Department of Health and Human Services To help Health and Human Services prevent the introduction, transmission, or spread of infectious diseases into the United States, the Secretary of HHS should complete the necessary steps to ensure that the agency can obtain passenger contact information in a timely and comprehensive manner, including, if necessary, the promulgation of regulations specifically for this purpose.
Closed - Implemented
In December 2005, the HHS Inspector General wrote to GAO saying that HHS/CDC had initiated the rulemaking process to address this recommendation. The Notice of Proposed Rule Making was published in the Federal Register on November 30, 2005, for public comment. Since that time, CDC periodically informed GAO of the status of its rulemaking. On July 31, 2008, CDC notified GAO that it is finalizing its rule and planning to issue the final rule by the end of calendar year 2008.

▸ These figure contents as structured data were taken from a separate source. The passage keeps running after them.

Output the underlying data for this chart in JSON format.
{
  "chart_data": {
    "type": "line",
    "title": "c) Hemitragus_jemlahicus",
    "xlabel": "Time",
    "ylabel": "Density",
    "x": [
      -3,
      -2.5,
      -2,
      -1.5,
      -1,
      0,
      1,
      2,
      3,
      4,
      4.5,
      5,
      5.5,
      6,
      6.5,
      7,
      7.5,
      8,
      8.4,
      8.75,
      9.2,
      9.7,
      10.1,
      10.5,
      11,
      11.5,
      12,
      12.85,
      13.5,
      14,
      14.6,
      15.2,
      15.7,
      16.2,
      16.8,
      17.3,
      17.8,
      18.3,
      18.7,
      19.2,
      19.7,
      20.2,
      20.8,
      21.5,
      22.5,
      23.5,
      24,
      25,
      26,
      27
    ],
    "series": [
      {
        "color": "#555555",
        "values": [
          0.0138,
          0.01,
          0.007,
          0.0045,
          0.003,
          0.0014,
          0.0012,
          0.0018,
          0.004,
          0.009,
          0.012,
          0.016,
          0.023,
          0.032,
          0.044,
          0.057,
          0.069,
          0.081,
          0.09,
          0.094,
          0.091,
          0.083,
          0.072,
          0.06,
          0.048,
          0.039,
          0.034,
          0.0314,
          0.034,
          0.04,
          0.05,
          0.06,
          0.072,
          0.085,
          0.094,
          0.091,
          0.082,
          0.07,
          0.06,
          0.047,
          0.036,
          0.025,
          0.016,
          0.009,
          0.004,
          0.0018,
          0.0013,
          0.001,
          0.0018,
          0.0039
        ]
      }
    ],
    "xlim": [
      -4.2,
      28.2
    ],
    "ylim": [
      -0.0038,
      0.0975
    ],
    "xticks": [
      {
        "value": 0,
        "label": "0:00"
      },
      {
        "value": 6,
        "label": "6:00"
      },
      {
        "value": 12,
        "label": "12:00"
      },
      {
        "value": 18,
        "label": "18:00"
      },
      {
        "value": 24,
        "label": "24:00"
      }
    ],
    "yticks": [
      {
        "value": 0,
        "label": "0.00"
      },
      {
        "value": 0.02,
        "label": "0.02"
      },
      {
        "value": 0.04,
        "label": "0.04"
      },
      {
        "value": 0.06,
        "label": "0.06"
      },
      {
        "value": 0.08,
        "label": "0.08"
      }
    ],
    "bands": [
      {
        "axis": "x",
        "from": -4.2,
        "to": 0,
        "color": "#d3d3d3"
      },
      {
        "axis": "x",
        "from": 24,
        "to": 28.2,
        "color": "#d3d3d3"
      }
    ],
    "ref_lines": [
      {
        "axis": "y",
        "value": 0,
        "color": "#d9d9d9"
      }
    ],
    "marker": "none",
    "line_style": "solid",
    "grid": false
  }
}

Department of State To protect U.S. government employees and their families working overseas and to better support other U.S. citizens living or traveling overseas, we recommend that the Secretary of State should continue to work with the Secretaries of Health and Human Services and Defense to identify public and private sector resources for medical evacuations during infectious disease outbreaks and develop procedures for arranging these evacuations. Such efforts could include (1) working with private air ambulance companies and the Department of Defense to determine their capacity for transporting patients with an emerging infectious disease such as SARS, and (2) working to develop agreements under which U.S. medical facilities near international ports of entry will accept medically evacuated patients with infectious diseases such as SARS.
Closed - Not Implemented
In 2007, State officials told GAO that they had not been able to secure additional airlift for medical evacuations. Neither the private sector nor the Department of Defense has added additional airlift since the 2002-2003 SARS outbreak underscored the need for increased capacity. According to State officials, there is no expectation that new medical evacuation aircraft will be added in the future. As of August 2008, the relevant contacts at State did not respond to requests for information on actions taken. State's liaison with GAO suggested that the recommendation be closed as "State did not respond."